4.º) No residir de forma permanente en centros o establecimientos de titularidad pública donde se encuentran cubiertas las necesidades básicas de subsistencia de sus usuarios, sin perjuicio de lo dispuesto en el artículo 4.5 de la presente ley.

2. La persona solicitante de la ayuda económica básica, además, deberá ser mayor de veinticinco años y menor de sesenta y cinco, si bien también podrán ser solicitantes las personas que, reuniendo el resto de los requisitos establecidos en el apartado 1 de este artículo, se encuentren además en alguna de las siguientes circunstancias:

a) Ser menor de veinticinco años y tener a su cargo hijos o hijas menores de edad, menores de edad tutelados o en régimen de acogimiento familiar, o tener a su cargo personas con discapacidad en grado igual o superior al 33 % o personas dependientes reconocidas de grado III y II, siempre que convivan de manera efectiva con la unidad de convivencia.
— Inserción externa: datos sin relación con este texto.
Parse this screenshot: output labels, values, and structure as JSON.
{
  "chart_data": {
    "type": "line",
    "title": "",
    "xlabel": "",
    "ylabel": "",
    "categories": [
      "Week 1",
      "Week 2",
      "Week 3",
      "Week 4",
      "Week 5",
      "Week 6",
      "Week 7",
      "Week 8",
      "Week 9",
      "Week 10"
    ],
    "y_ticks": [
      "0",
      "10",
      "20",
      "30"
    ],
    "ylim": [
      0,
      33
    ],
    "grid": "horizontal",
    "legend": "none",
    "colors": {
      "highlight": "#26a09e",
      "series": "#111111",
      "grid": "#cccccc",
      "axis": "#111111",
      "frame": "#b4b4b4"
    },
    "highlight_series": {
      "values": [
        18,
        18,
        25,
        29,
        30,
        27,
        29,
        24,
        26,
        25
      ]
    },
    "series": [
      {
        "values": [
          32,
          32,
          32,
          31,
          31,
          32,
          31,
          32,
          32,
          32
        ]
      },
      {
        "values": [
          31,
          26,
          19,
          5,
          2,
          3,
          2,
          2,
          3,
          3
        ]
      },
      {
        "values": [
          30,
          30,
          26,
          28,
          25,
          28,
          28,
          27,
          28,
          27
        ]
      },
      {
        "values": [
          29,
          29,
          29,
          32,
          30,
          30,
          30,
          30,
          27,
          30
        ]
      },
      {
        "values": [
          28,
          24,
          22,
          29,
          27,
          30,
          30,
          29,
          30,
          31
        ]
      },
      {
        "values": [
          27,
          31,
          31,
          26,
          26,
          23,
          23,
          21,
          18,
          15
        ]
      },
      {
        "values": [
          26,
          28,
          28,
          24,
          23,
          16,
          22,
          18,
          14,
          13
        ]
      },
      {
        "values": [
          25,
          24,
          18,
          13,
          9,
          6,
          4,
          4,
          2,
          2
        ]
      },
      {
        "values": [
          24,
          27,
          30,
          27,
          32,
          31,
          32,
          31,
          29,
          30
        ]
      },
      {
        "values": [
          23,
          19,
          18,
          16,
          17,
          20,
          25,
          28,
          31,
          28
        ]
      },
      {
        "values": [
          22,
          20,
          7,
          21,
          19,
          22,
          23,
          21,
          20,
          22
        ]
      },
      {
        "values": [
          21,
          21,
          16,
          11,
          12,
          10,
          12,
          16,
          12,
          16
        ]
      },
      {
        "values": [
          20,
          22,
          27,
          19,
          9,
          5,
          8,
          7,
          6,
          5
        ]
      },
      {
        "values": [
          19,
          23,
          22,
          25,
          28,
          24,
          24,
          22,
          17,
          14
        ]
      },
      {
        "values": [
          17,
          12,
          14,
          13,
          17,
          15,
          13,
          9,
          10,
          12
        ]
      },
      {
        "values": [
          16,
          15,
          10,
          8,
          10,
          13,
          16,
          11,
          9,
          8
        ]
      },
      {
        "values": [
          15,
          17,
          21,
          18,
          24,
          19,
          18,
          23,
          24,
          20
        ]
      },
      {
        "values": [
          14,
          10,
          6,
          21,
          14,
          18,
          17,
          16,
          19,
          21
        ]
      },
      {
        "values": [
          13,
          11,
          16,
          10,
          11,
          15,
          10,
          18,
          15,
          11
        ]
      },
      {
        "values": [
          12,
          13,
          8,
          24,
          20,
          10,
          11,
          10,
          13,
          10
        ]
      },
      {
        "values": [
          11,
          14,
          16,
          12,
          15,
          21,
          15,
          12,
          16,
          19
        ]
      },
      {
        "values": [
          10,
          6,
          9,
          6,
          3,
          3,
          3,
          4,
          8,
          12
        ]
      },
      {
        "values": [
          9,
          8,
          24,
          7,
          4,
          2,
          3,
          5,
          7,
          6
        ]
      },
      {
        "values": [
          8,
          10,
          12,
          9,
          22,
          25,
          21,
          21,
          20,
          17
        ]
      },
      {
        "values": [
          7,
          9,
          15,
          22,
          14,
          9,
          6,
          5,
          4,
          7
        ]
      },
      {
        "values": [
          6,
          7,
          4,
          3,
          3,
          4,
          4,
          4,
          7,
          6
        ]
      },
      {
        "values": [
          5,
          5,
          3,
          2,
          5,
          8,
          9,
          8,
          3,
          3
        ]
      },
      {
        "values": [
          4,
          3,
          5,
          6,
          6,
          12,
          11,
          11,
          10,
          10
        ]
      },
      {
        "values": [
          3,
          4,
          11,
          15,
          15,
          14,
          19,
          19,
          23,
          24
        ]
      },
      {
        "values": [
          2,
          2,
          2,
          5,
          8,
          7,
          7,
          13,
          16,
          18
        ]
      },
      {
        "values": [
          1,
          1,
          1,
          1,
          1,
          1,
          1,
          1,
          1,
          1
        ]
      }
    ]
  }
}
Asimismo, se tendrán en cuenta los casos de menores de veinticinco años sin hijos que estuvieron en situación o en riesgo de exclusión social de conformidad con el artículo 1.

b) Tener una edad comprendida entre dieciocho y veinticinco años y haber estado tutelado por la Administración de la Comunidad Autónoma antes de alcanzar la mayoría de edad.

c) Tener una edad superior a sesenta y cinco años y no tener derecho a ser titular de pensión u otra prestación análoga a la ayuda económica básica.

d) Tener una discapacidad igual o superior al 33 %, ser mayor de dieciocho años, o de dieciséis años estando emancipado, y no tener derecho reconocido a pensión pública o cualquier otra ayuda económica asimilada.

e) Ser emigrante canario retornado, menor de veinticinco años o mayor de sesenta y cinco, y no tener reconocido el derecho a prestaciones públicas cuya cuantía acumulada, en su caso, fuese igual o superior a la que en concepto de ayuda económica básica de la Prestación Canaria de Inserción le pudiera corresponder.

f) Ser menor de veinticinco años, refugiado o beneficiario de protección subsidiaria, o con solicitud de protección internacional en trámite, o tener, aunque no le haya sido admitida esta, o habiendo sido admitida a trámite y resuelta desfavorablemente, autorizada su estancia o residencia en España por razones humanitarias, en el marco de la legislación reguladora del derecho de asilo y la protección subsidiaria, o su permanencia en España en los términos previstos por la normativa reguladora de los derechos y libertades de los extranjeros en España y su integración social, y no tener, en ambos casos, reconocido el derecho a ninguna otra prestación pública en cuantía igual o superior a la que en concepto de ayuda económica básica de la Prestación Canaria de Inserción le pudiera corresponder.

g) Ser mayor de dieciocho años y víctima de maltrato doméstico.

h) Ser huérfano de padre y madre sin derecho a pensión.

i) Ser mujer de entre dieciocho y veinticinco años y tener la condición de víctima de violencia de género.

3. Excepcionalmente, y por causas objetivamente justificadas en el expediente, podrán ser beneficiarias de la ayuda aquellas personas que constituyan unidades de convivencia en las que, aun no cumpliendo todos los requisitos enunciados, concurran circunstancias que las coloquen en situación de extrema necesidad, las cuales serán reglamentariamente determinadas. La resolución por la que se conceda la ayuda deberá, en estos casos, estar suficientemente motivada.»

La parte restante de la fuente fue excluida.